BEXLEY BRIAR
The call of the horn goes loud and dims and blares again, and Bexley sheds hours of sand and sleep to rise at once, body burning with unhinged anxiety, lashes flared against the incoming sun: in the space of a few seconds she molts and reconstructs, turning nimbly from the innocent figure of a sleeping girl to a standing woman rife with anger and energy. The horn. Blown from someone else’s lips, while the commander’s body rots and soils. Not that it can be helped - but still Bex faces the noise with a kind of disgust, a sense of guilt that they have buried him so quickly, brows furrowed, smelling copper in the back of her throat. She exits her quarters with an expression ratcheted on high and pulse blooming in her jaw.

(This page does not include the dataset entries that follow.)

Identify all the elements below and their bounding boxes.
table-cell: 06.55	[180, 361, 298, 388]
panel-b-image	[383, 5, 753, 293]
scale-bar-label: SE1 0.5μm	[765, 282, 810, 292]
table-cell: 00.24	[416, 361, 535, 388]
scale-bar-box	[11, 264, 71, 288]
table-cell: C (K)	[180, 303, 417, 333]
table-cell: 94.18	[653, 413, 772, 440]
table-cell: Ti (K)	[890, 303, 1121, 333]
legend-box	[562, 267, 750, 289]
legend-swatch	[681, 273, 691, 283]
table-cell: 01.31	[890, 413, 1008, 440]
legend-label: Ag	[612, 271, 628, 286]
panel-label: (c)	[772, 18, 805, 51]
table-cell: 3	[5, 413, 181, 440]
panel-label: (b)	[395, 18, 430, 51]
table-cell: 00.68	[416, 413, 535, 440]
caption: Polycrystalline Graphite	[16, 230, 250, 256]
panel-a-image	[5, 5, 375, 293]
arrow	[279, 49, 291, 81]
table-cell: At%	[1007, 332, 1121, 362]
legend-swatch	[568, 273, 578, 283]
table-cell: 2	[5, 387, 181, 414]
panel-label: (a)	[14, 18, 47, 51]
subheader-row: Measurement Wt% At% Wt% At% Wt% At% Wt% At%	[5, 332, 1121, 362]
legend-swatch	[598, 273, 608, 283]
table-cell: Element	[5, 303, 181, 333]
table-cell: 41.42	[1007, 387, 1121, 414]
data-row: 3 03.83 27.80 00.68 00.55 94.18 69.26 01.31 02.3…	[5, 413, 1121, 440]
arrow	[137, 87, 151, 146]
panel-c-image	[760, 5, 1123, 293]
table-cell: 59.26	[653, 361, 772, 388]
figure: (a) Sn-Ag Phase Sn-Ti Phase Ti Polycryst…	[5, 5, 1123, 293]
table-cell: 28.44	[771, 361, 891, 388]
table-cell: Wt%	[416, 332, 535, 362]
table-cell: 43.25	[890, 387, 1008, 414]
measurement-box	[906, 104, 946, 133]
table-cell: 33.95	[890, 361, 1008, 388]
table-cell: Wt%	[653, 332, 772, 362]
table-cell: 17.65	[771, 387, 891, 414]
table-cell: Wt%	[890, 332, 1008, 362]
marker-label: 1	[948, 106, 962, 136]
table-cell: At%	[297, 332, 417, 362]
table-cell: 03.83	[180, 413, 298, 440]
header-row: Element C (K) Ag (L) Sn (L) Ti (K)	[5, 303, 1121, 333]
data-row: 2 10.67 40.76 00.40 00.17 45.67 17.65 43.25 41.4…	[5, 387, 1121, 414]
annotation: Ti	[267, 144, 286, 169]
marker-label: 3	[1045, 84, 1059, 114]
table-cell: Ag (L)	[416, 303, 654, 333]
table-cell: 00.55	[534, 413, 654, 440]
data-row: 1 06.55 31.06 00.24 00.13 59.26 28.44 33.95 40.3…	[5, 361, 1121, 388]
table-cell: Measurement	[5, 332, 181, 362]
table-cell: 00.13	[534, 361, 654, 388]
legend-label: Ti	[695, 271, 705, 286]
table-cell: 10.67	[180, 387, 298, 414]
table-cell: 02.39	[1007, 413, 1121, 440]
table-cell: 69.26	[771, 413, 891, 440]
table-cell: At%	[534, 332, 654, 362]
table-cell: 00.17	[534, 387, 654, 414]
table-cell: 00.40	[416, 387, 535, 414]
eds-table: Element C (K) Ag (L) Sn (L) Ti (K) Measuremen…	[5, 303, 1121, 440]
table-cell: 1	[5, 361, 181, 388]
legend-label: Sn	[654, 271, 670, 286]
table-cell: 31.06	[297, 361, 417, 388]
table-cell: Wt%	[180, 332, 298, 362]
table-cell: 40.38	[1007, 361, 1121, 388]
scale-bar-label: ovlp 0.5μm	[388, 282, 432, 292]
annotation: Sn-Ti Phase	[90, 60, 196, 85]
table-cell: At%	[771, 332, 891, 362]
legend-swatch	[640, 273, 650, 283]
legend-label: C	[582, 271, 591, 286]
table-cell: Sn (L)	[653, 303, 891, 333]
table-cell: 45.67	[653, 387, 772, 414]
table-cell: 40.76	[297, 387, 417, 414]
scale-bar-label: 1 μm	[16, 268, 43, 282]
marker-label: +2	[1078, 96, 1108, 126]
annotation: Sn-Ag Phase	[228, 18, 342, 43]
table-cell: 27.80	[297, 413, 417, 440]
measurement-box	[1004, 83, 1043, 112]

The dawn is watery and sickening. Bexley passes through the hallways in a blind haze, curls bumping against the sandstone, head bent in depressive determination; the world around her is strangely cold and the quiet unsettling, interrupted only by Bex’s short breaths, her steps on the rock, everything silent in bated breath of an unspoken shift. Chills erupt across her skin. In its seemed omniscience, the building looks back at her stoically, as if it has not even missed the disappearance of its sovereign.
When she emerges into the courtyard, she is unsurprised to see Seraphina and Avdotya, and although Eik is an unexpected addition, she gives him only the slightest sideways glance before drawing to a stop and turning her gaze on the other women. She arrives just in time to witness Voltaire’s bow and has to hold back a scoff - Solis in heaven, these people and their loyalty - is it not smarter to wait and calculate, to listen at least a little, before throwing one’s body on the pyre? With an idle smile she turns away from him.
Good luck, comes a quiet comment, nodded toward Seraphina, and surprisingly sincere. If Bexley’s suspicions are correct, she’ll need it.